En las inmediaciones del escenario del crimen, la Policía encontró a un joven de 22 años, Antonio Ruiz Alonso, albañil de profesión, natural de la localidad conquense de Banchín del Hoyo, a quien conminaron a subir al vehículo policial, ya que sobre él se centraban las investigaciones, al mediodía del día siguiente a la comisión del crimen. Era la segunda vez que regresaba al lugar donde había dando muerte a la joven pareja. Los agentes se vieron sorprendidos por los disparos que efectuó con el mismo arma que había dado muerte a la pareja de novios. Se fugó y se escondió entre la espesura del parque, realizando tiros de forma periódica durante dos horas, siendo atrapado por una dotación de la antigua Policía Armada.
72 años de cárcel
En sus conclusiones provisionales, el fiscal solicitaba para el asesino confesó de los novios dos penas de muerte, acusado de dos asesinatos, con los agravantes de nocturnidad y alevosía, además de una responsabilidad civil que se cifraba en un millón de pesetas de la época, que era una cantidad muy considerable. El juicio se celebraría a finales de aquel año 1966, en el que los españoles tenían una cita con las urnas para ratificar la Ley Orgánica del Estado, por lo que el juicio contra el asesino ocuparía una segunda plana.

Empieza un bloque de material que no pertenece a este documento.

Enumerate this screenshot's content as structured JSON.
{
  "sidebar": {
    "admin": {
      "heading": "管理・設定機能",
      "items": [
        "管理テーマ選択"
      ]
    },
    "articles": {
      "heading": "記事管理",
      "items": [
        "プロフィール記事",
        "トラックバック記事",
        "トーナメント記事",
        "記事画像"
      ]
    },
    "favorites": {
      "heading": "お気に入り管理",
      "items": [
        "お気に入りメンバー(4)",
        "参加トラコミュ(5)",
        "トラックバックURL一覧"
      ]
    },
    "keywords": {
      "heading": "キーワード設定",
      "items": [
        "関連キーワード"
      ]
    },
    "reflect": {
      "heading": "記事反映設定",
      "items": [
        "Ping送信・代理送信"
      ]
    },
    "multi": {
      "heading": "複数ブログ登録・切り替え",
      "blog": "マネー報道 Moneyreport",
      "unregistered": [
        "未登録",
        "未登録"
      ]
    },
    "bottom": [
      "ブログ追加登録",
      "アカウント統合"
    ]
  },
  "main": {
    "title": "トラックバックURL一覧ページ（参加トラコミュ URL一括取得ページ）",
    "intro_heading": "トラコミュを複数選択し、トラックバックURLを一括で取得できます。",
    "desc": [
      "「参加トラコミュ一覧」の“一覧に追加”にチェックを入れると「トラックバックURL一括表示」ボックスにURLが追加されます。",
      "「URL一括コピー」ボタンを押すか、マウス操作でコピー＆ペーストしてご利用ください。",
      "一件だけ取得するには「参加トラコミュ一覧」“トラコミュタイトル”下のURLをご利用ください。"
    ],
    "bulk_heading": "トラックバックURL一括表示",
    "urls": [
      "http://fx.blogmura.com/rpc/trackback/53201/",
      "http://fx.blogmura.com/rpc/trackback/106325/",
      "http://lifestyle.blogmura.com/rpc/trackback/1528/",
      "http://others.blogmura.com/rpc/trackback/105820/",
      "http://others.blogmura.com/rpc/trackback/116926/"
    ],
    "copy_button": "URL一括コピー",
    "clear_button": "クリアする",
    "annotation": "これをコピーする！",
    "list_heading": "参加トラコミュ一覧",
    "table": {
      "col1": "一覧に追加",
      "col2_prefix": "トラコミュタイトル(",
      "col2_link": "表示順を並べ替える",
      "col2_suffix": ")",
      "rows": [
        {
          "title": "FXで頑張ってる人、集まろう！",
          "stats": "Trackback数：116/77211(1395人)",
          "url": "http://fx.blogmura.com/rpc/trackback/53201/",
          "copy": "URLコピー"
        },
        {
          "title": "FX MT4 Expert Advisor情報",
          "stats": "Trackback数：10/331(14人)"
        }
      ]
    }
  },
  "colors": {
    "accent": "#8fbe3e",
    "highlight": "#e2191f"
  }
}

En el transcurso de la vista oral, Antonio Ruiz Alonso, de quien se decía que no era muy aficionado al trabajo y que le gustaba leer novelas de aventuras, además de espiar a las parejas jóvenes en los parques, declararía que el único móvil de su crimen «era su obsesión por matar y experimentar así un placer». No le había movido otra razón. Las pruebas forenses apuntaban a que era una persona con una débil estructura mental y con tendencia a las obsesiones.
El día 10 de diciembre de 1966 se conoció el veredicto de la Audiencia Provincial de Albacete, que condenaba a Antonio Ruiz Alonso a dos penas 30 años de cárcel, por cada uno de los asesinatos que había cometido, así como a otros seis años de prisión por tenencia ilícita de armas. Aunque fue declarado insolvente, fue condenado al pago de un millón de pesetas de indemnización a los herederos de sus víctimas.